O que poderia parecer uma viagem de diversão para os vinte participantes, em excelentes hotéis  no meio da selva, é na verdade uma imersão de estudo. Além de explorarem a mata, conhecerem animais e plantas, mergulharem nas práticas sustentáveis locais e terem aulas teóricas, os estudantes desenvolvem uma tese durante a estada. Devem pesquisar uma hipótese (como "a incidência de aracnídeos perto e longe das margens do Rio") e comprová-la ou não cientificamente, até a obtenção de uma tese. Uma apresentação marca o fim das atividades.
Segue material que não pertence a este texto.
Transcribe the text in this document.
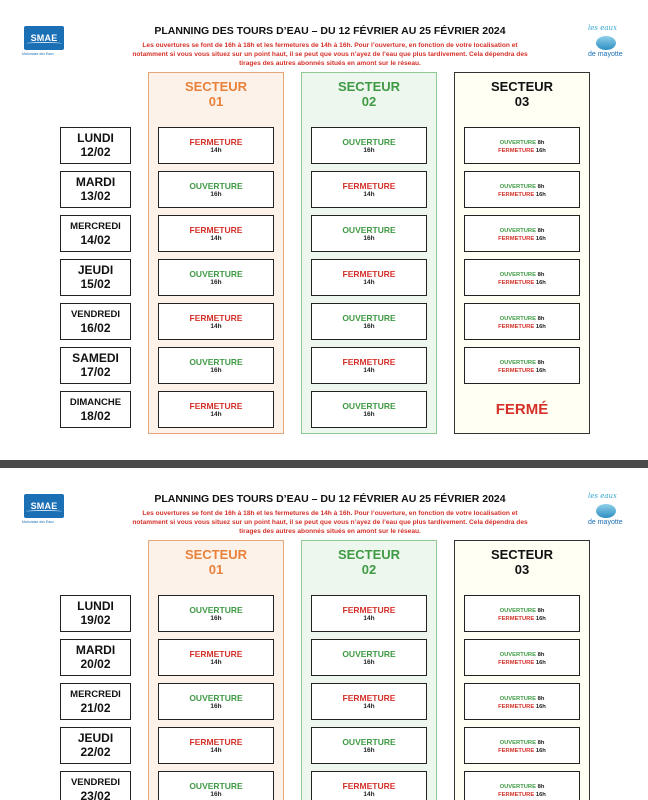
SMAE
Mahoraise des Eaux
les eaux
de mayotte
PLANNING DES TOURS D’EAU – DU 12 FÉVRIER AU 25 FÉVRIER 2024
Les ouvertures se font de 16h à 18h et les fermetures de 14h à 16h. Pour l’ouverture, en fonction de votre localisation et
notamment si vous vous situez sur un point haut, il se peut que vous n’ayez de l’eau que plus tardivement. Cela dépendra des
tirages des autres abonnés situés en amont sur le réseau.
SECTEUR
01
SECTEUR
02
SECTEUR
03
LUNDI
12/02
FERMETURE
14h
OUVERTURE
16h
OUVERTURE 8h
FERMETURE 16h
MARDI
13/02
OUVERTURE
16h
FERMETURE
14h
OUVERTURE 8h
FERMETURE 16h
MERCREDI
14/02
FERMETURE
14h
OUVERTURE
16h
OUVERTURE 8h
FERMETURE 16h
JEUDI
15/02
OUVERTURE
16h
FERMETURE
14h
OUVERTURE 8h
FERMETURE 16h
VENDREDI
16/02
FERMETURE
14h
OUVERTURE
16h
OUVERTURE 8h
FERMETURE 16h
SAMEDI
17/02
OUVERTURE
16h
FERMETURE
14h
OUVERTURE 8h
FERMETURE 16h
DIMANCHE
18/02
FERMETURE
14h
OUVERTURE
16h	FERMÉ
SMAE
Mahoraise des Eaux
les eaux
de mayotte
PLANNING DES TOURS D’EAU – DU 12 FÉVRIER AU 25 FÉVRIER 2024
Les ouvertures se font de 16h à 18h et les fermetures de 14h à 16h. Pour l’ouverture, en fonction de votre localisation et
notamment si vous vous situez sur un point haut, il se peut que vous n’ayez de l’eau que plus tardivement. Cela dépendra des
tirages des autres abonnés situés en amont sur le réseau.
SECTEUR
01
SECTEUR
02
SECTEUR
03
LUNDI
19/02
OUVERTURE
16h
FERMETURE
14h
OUVERTURE 8h
FERMETURE 16h
MARDI
20/02
FERMETURE
14h
OUVERTURE
16h
OUVERTURE 8h
FERMETURE 16h
MERCREDI
21/02
OUVERTURE
16h
FERMETURE
14h
OUVERTURE 8h
FERMETURE 16h
JEUDI
22/02
FERMETURE
14h
OUVERTURE
16h
OUVERTURE 8h
FERMETURE 16h
VENDREDI
23/02
OUVERTURE
16h
FERMETURE
14h
OUVERTURE 8h
FERMETURE 16h
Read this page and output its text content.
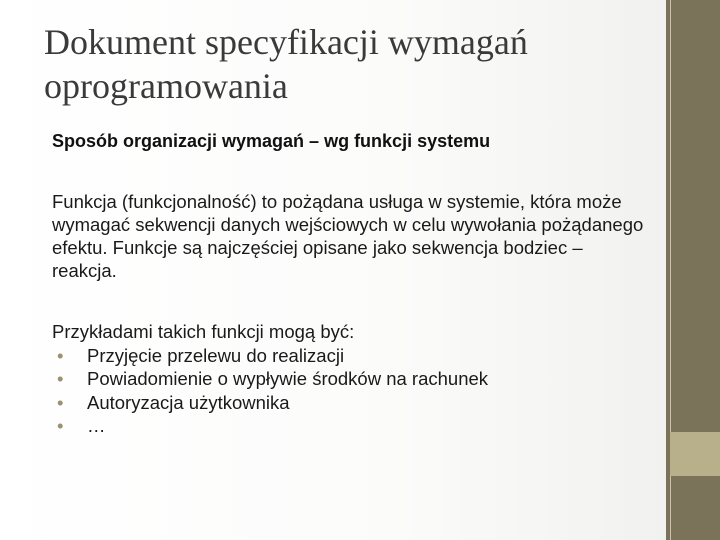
Dokument specyfikacji wymagań oprogramowania

Sposób organizacji wymagań – wg funkcji systemu

Funkcja (funkcjonalność) to pożądana usługa w systemie, która może wymagać sekwencji danych wejściowych w celu wywołania pożądanego efektu. Funkcje są najczęściej opisane jako sekwencja bodziec – reakcja.

Przykładami takich funkcji mogą być:

• Przyjęcie przelewu do realizacji
• Powiadomienie o wypływie środków na rachunek
• Autoryzacja użytkownika
• …
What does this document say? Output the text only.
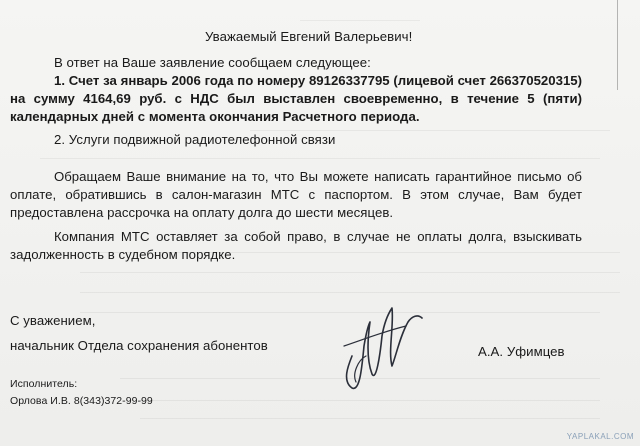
Уважаемый Евгений Валерьевич!
В ответ на Ваше заявление сообщаем следующее:
1. Счет за январь 2006 года по номеру 89126337795 (лицевой счет 266370520315)
на сумму 4164,69 руб. с НДС был выставлен своевременно, в течение 5 (пяти)
календарных дней с момента окончания Расчетного периода.
2. Услуги подвижной радиотелефонной связи
Обращаем Ваше внимание на то, что Вы можете написать гарантийное письмо об
оплате, обратившись в салон-магазин МТС с паспортом. В этом случае, Вам будет
предоставлена рассрочка на оплату долга до шести месяцев.
Компания МТС оставляет за собой право, в случае не оплаты долга, взыскивать
задолженность в судебном порядке.
С уважением,
начальник Отдела сохранения абонентов	А.А. Уфимцев
Исполнитель:
Орлова И.В. 8(343)372-99-99
YAPLAKAL.COM
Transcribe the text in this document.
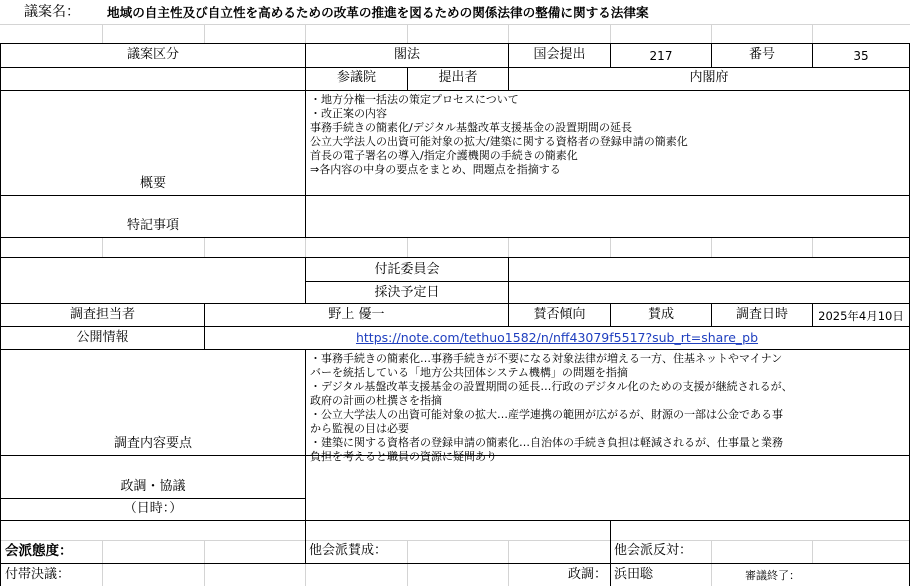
議案名： 地域の自主性及び自立性を高めるための改革の推進を図るための関係法律の整備に関する法律案
議案区分	閣法	国会提出	217	番号	35
参議院	提出者	内閣府
概要
・地方分権一括法の策定プロセスについて
・改正案の内容
事務手続きの簡素化/デジタル基盤改革支援基金の設置期間の延長
公立大学法人の出資可能対象の拡大/建築に関する資格者の登録申請の簡素化
首長の電子署名の導入/指定介護機関の手続きの簡素化
⇒各内容の中身の要点をまとめ、問題点を指摘する
特記事項
付託委員会
採決予定日
調査担当者	野上 優一	賛否傾向	賛成	調査日時	2025年4月10日
公開情報	https://note.com/tethuo1582/n/nff43079f5517?sub_rt=share_pb
調査内容要点
・事務手続きの簡素化…事務手続きが不要になる対象法律が増える一方、住基ネットやマイナン
バーを統括している「地方公共団体システム機構」の問題を指摘
・デジタル基盤改革支援基金の設置期間の延長…行政のデジタル化のための支援が継続されるが、
政府の計画の杜撰さを指摘
・公立大学法人の出資可能対象の拡大…産学連携の範囲が広がるが、財源の一部は公金である事
から監視の目は必要
・建築に関する資格者の登録申請の簡素化…自治体の手続き負担は軽減されるが、仕事量と業務
負担を考えると職員の資源に疑問あり
政調・協議
（日時：）
会派態度：	他会派賛成：	他会派反対：
付帯決議：	政調： 浜田聡	審議終了：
"Eles vivenciam toda as etapas de uma pesquisa científica; os resultados são em geral surpreendentes", afirma o Prof. Edson. "Quem vem aqui é muito especial porque escolheu nas férias uma viagem com ritmo puxado e foco nos estudos", completa.

E não são poucos os que nutrem o carinho pela experiência. Caroline Prandini, aluna do terceiro ano do Band, fez questão de retornar à Amazônia com o projeto. "Poderia ir para qualquer outro lugar mas decidi pela Escola da Amazônia novamente porque as pessoas que conheci aqui e as experiências que tive são únicas", explicou.

A viagem é interessante também para os educadores.  A professora de Biologia do Band Taís Bianco conheceu pela primeira vez a Amazônia, acompanhando a turma de 2010. "A gente desmistifica aqui uma série de impressões que temos da floresta", contou.

Luau na fogueira, música bem tocada no violão, banhos no Rio Cristalino, boa comida, excelente hospedagem e muita amizade fazem da Escola da Amazônia uma experiência ainda mais completa e ajudam a marejar ainda mais os olhos de quem tem que voltar.